International Association
for Cryptologic Research

CryptoDB

Lev Soukhanov

Publications

Year
Venue
Title
2025
CRYPTO
How to Prove False Statements: Practical Attacks on Fiat-Shamir
The Fiat-Shamir (FS) transform is a prolific and powerful technique for compiling public-coin interactive protocols into non-interactive ones. Roughly speaking, the idea is to replace the random coins of the verifier with the evaluations of a complex hash function. The FS transform is known to be sound in the random oracle model (i.e., when the hash function is modeled as a totally random function). However, when instantiating the random oracle using a concrete hash function, there are examples of protocols in which the transformation is not sound. So far, all of these examples have been contrived protocols that were specifically designed to fail. In this work, we show such an attack for a standard and popular interactive succinct argument, based on the GKR protocol, for verifying the correctness of a non-deterministic bounded-depth computation.

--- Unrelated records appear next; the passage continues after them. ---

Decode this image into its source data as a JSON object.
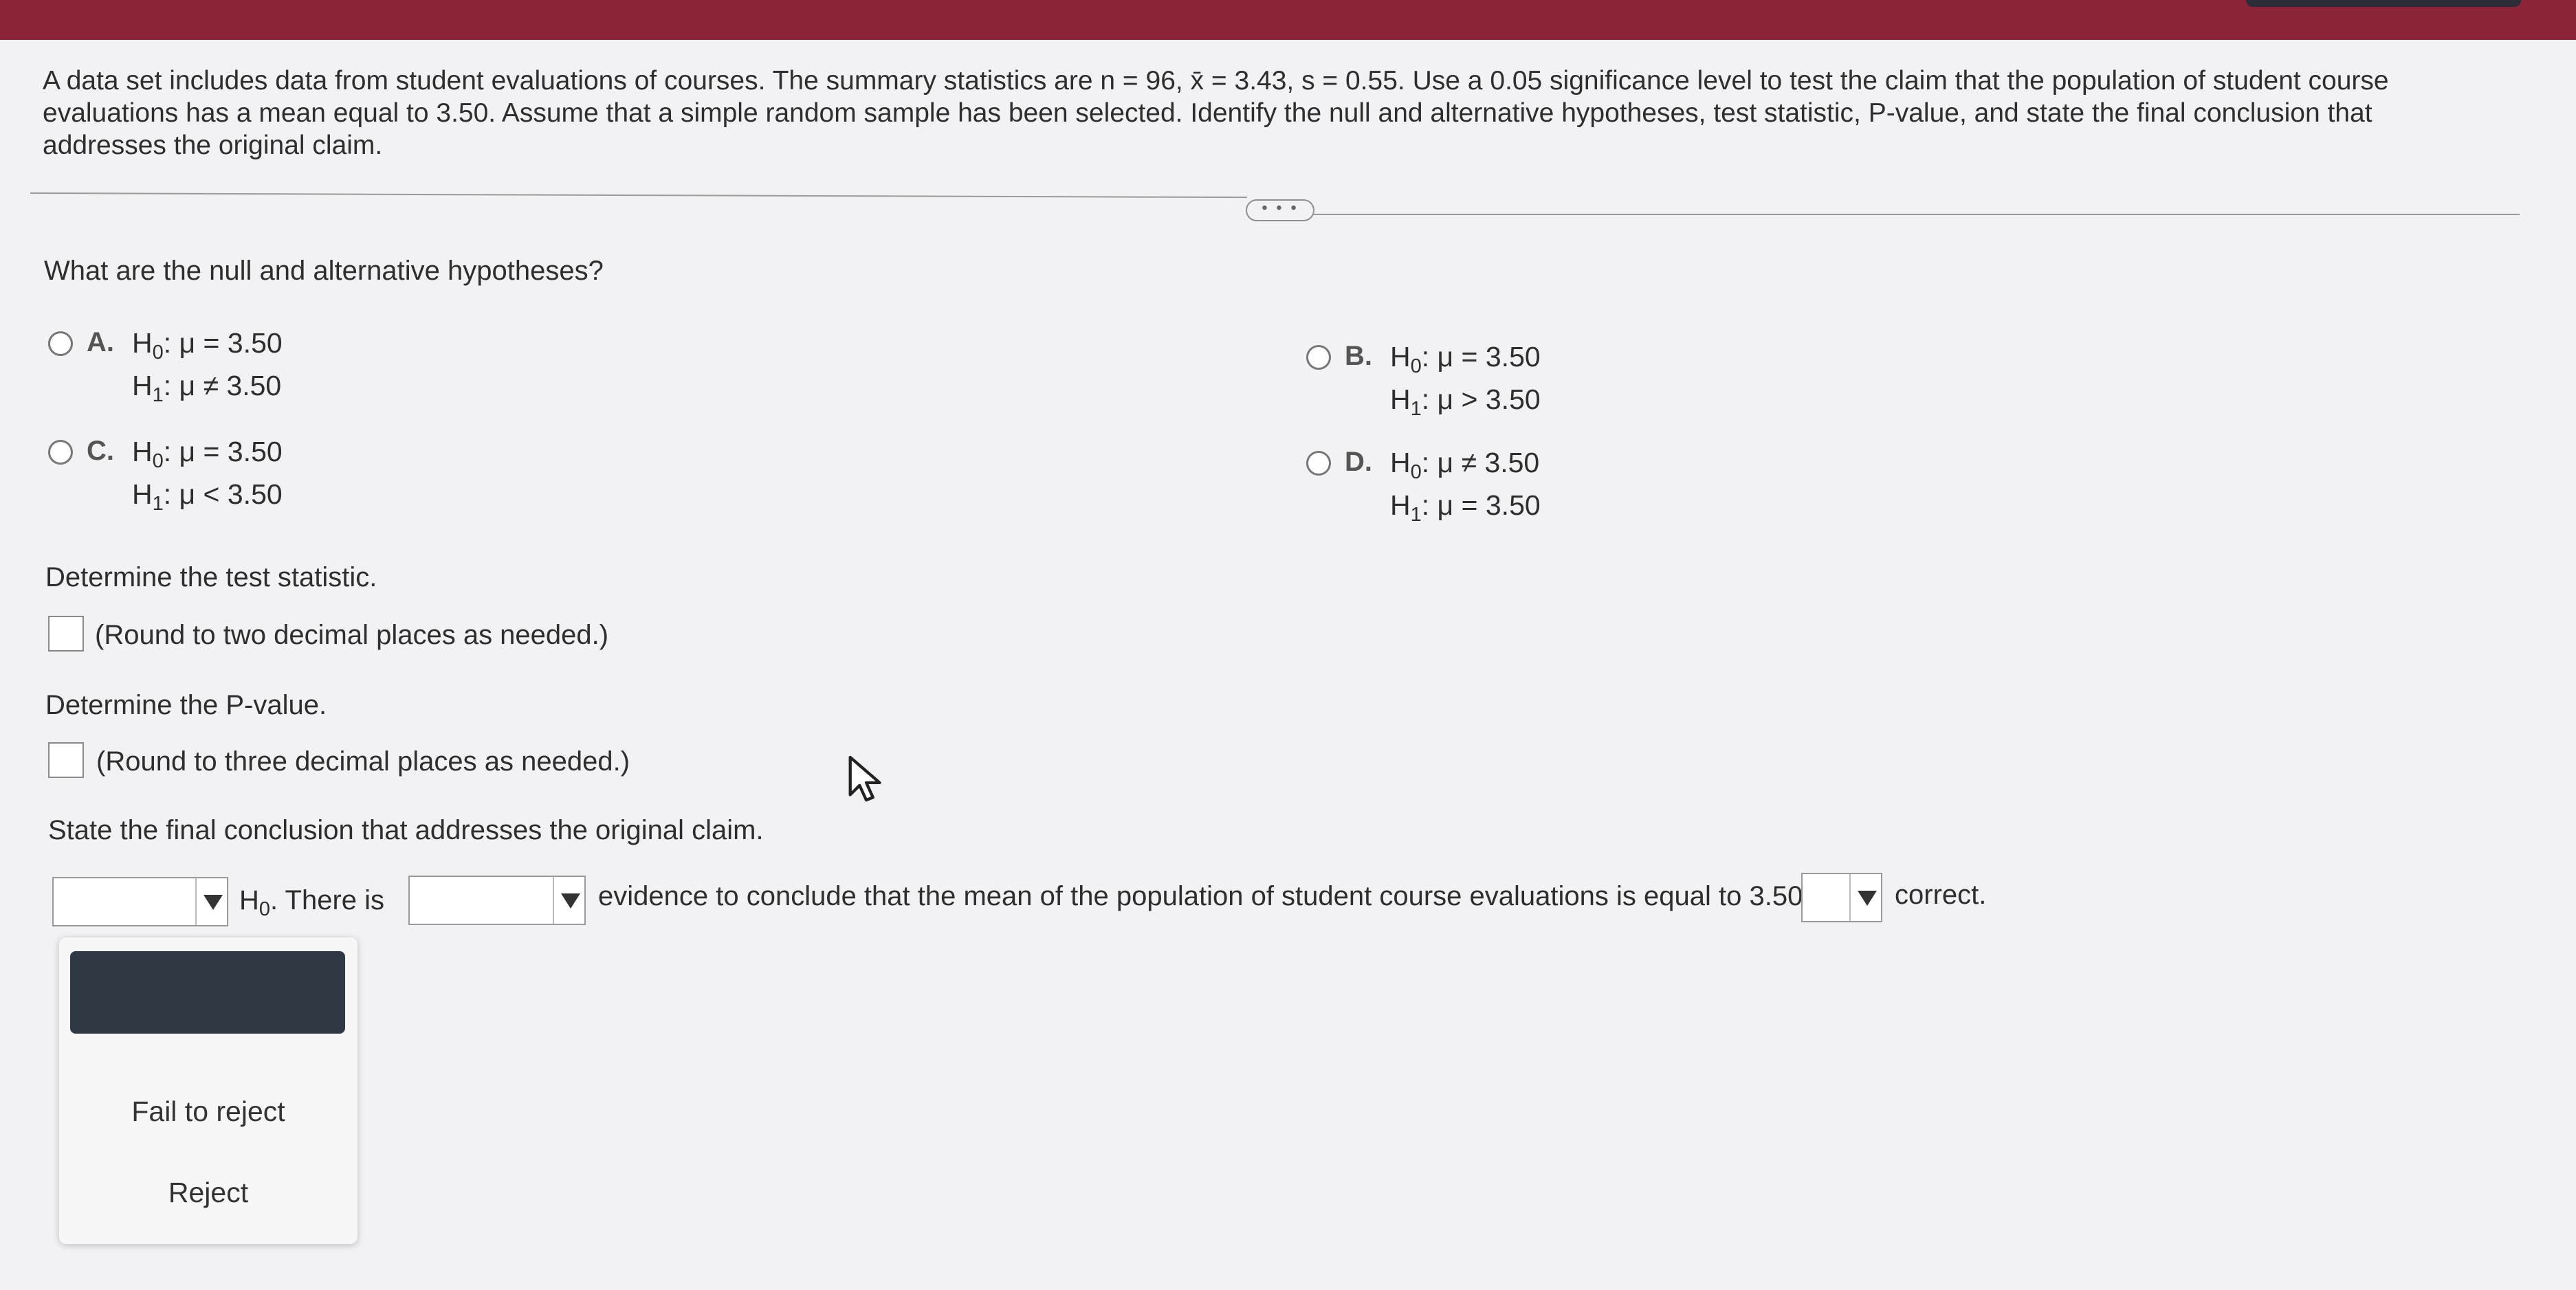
{
  "problem": {
    "text": "A data set includes data from student evaluations of courses. The summary statistics are n = 96, x̄ = 3.43, s = 0.55. Use a 0.05 significance level to test the claim that the population of student course evaluations has a mean equal to 3.50. Assume that a simple random sample has been selected. Identify the null and alternative hypotheses, test statistic, P-value, and state the final conclusion that addresses the original claim."
  },
  "more_button": "• • •",
  "hypotheses": {
    "question": "What are the null and alternative hypotheses?",
    "options": [
      {
        "letter": "A.",
        "h0_rel": ": μ = 3.50",
        "h1_rel": ": μ ≠ 3.50"
      },
      {
        "letter": "B.",
        "h0_rel": ": μ = 3.50",
        "h1_rel": ": μ > 3.50"
      },
      {
        "letter": "C.",
        "h0_rel": ": μ = 3.50",
        "h1_rel": ": μ < 3.50"
      },
      {
        "letter": "D.",
        "h0_rel": ": μ ≠ 3.50",
        "h1_rel": ": μ = 3.50"
      }
    ],
    "h0_letter": "H",
    "h0_sub": "0",
    "h1_letter": "H",
    "h1_sub": "1"
  },
  "test_statistic": {
    "prompt": "Determine the test statistic.",
    "hint": "(Round to two decimal places as needed.)",
    "value": ""
  },
  "p_value": {
    "prompt": "Determine the P-value.",
    "hint": "(Round to three decimal places as needed.)",
    "value": ""
  },
  "conclusion": {
    "prompt": "State the final conclusion that addresses the original claim.",
    "h0_letter": "H",
    "h0_sub": "0",
    "text_after_h0": ". There is",
    "text_middle": "evidence to conclude that the mean of the population of student course evaluations is equal to 3.50",
    "text_end": "correct.",
    "dropdown1": {
      "selected": "",
      "options": [
        "Fail to reject",
        "Reject"
      ]
    },
    "dropdown2": {
      "selected": ""
    },
    "dropdown3": {
      "selected": ""
    }
  },
  "colors": {
    "top_bar": "#8c2438",
    "menu_highlight": "#2f3944"
  },
  "icons": [
    "mouse-pointer-icon",
    "dropdown-arrow-icon",
    "radio-button-icon"
  ]
}
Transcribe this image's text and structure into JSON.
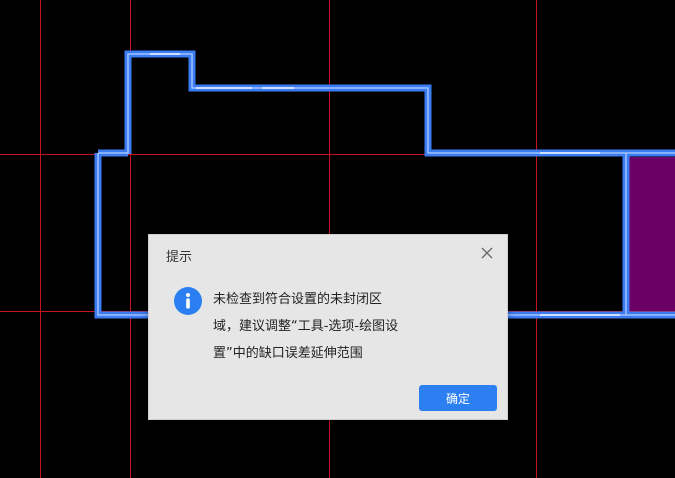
{
  "dialog": {
    "title": "提示",
    "message": "未检查到符合设置的未封闭区域，建议调整“工具-选项-绘图设置”中的缺口误差延伸范围",
    "ok_label": "确定"
  },
  "colors": {
    "background": "#000000",
    "crosshair": "#c8141e",
    "wall": "#3c7cf2",
    "room_fill": "#6a0066",
    "primary_button": "#2b7ff0"
  },
  "icons": {
    "close": "close-icon",
    "info": "info-icon"
  }
}
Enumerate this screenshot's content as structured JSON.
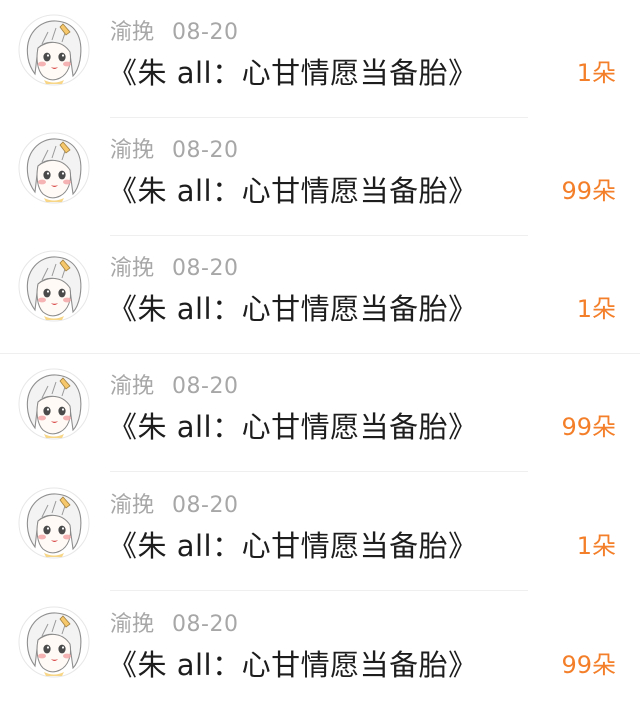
{
  "accent_color": "#f47f2a",
  "items": [
    {
      "avatar_icon": "anime-girl-avatar-icon",
      "user": "渝挽",
      "date": "08-20",
      "title": "《朱 all：心甘情愿当备胎》",
      "count": "1朵"
    },
    {
      "avatar_icon": "anime-girl-avatar-icon",
      "user": "渝挽",
      "date": "08-20",
      "title": "《朱 all：心甘情愿当备胎》",
      "count": "99朵"
    },
    {
      "avatar_icon": "anime-girl-avatar-icon",
      "user": "渝挽",
      "date": "08-20",
      "title": "《朱 all：心甘情愿当备胎》",
      "count": "1朵"
    },
    {
      "avatar_icon": "anime-girl-avatar-icon",
      "user": "渝挽",
      "date": "08-20",
      "title": "《朱 all：心甘情愿当备胎》",
      "count": "99朵"
    },
    {
      "avatar_icon": "anime-girl-avatar-icon",
      "user": "渝挽",
      "date": "08-20",
      "title": "《朱 all：心甘情愿当备胎》",
      "count": "1朵"
    },
    {
      "avatar_icon": "anime-girl-avatar-icon",
      "user": "渝挽",
      "date": "08-20",
      "title": "《朱 all：心甘情愿当备胎》",
      "count": "99朵"
    }
  ]
}
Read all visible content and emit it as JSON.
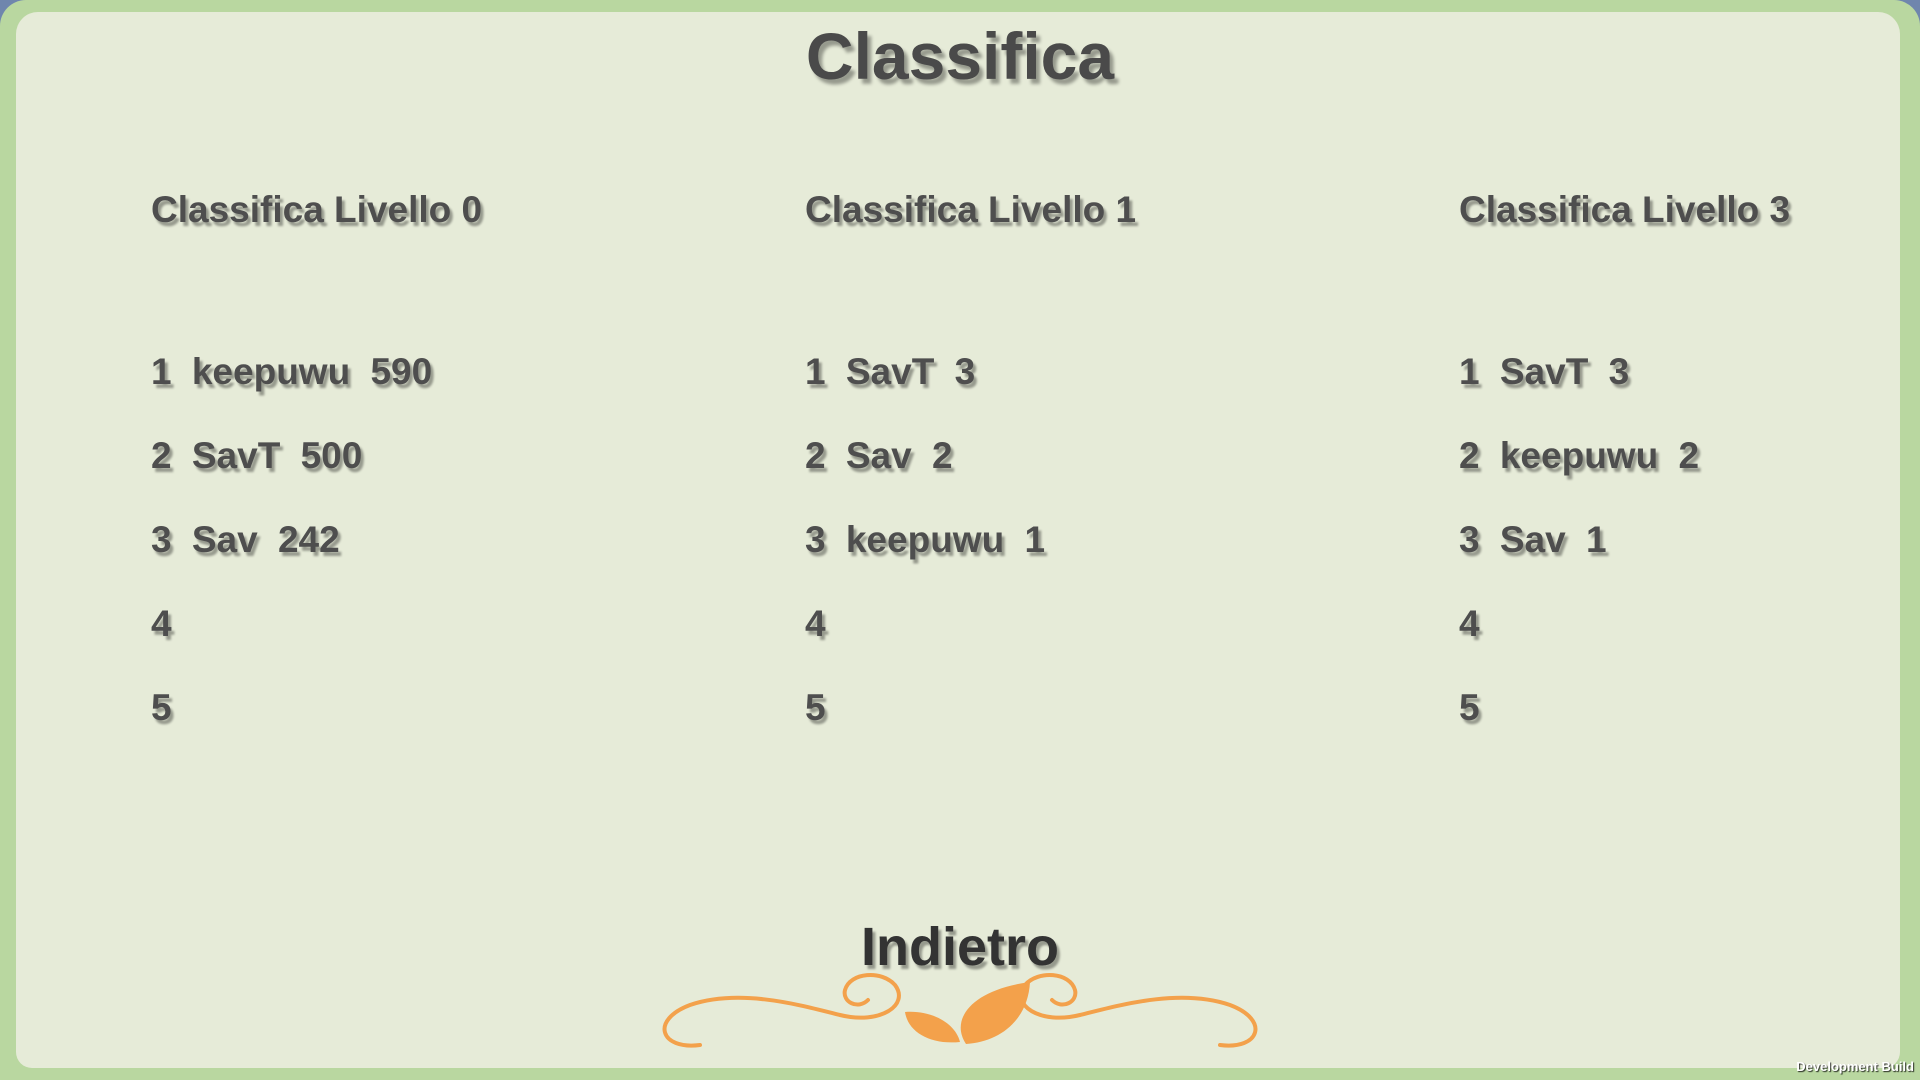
{
  "title": "Classifica",
  "leaderboards": [
    {
      "header": "Classifica Livello 0",
      "entries": [
        {
          "rank": "1",
          "name": "keepuwu",
          "score": "590"
        },
        {
          "rank": "2",
          "name": "SavT",
          "score": "500"
        },
        {
          "rank": "3",
          "name": "Sav",
          "score": "242"
        },
        {
          "rank": "4",
          "name": "",
          "score": ""
        },
        {
          "rank": "5",
          "name": "",
          "score": ""
        }
      ]
    },
    {
      "header": "Classifica Livello 1",
      "entries": [
        {
          "rank": "1",
          "name": "SavT",
          "score": "3"
        },
        {
          "rank": "2",
          "name": "Sav",
          "score": "2"
        },
        {
          "rank": "3",
          "name": "keepuwu",
          "score": "1"
        },
        {
          "rank": "4",
          "name": "",
          "score": ""
        },
        {
          "rank": "5",
          "name": "",
          "score": ""
        }
      ]
    },
    {
      "header": "Classifica Livello 3",
      "entries": [
        {
          "rank": "1",
          "name": "SavT",
          "score": "3"
        },
        {
          "rank": "2",
          "name": "keepuwu",
          "score": "2"
        },
        {
          "rank": "3",
          "name": "Sav",
          "score": "1"
        },
        {
          "rank": "4",
          "name": "",
          "score": ""
        },
        {
          "rank": "5",
          "name": "",
          "score": ""
        }
      ]
    }
  ],
  "back_button": {
    "label": "Indietro",
    "ornament_icon": "leaf-flourish-icon"
  },
  "footer": {
    "dev_build": "Development Build"
  },
  "colors": {
    "frame": "#b9d7a0",
    "panel": "#e6ebd8",
    "text": "#4e4e4e",
    "ornament": "#f3a14b"
  }
}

For every choice of the FS hash function, we show that a corresponding instantiation of this protocol, which has been widely studied in the literature and also used in practice, is not (adaptively) sound when compiled with the FS transform. Specifically, we construct an explicit circuit for which we can generate an accepting proof for a false statement. We further extend our attack and show that for every circuit $C$ and desired output $y$, we can construct a functionally equivalent circuit $C^*$, for which we can produce an accepting proof that $C^*$ outputs $y$ (regardless of whether or not this statement is true). This demonstrates that any security guarantee (if such exists) would have to depend on the specific implementation of the circuit $C$, rather than just its functionality. Lastly, we also demonstrate versions of the attack that violate non-adaptive soundness of the protocol. That is, we generate an attacking circuit that is independent of the underlying cryptographic objects. However, these versions are either less practical (as the attacking circuit has very large depth) or make some additional (reasonable) assumptions on the underlying cryptographic primitives.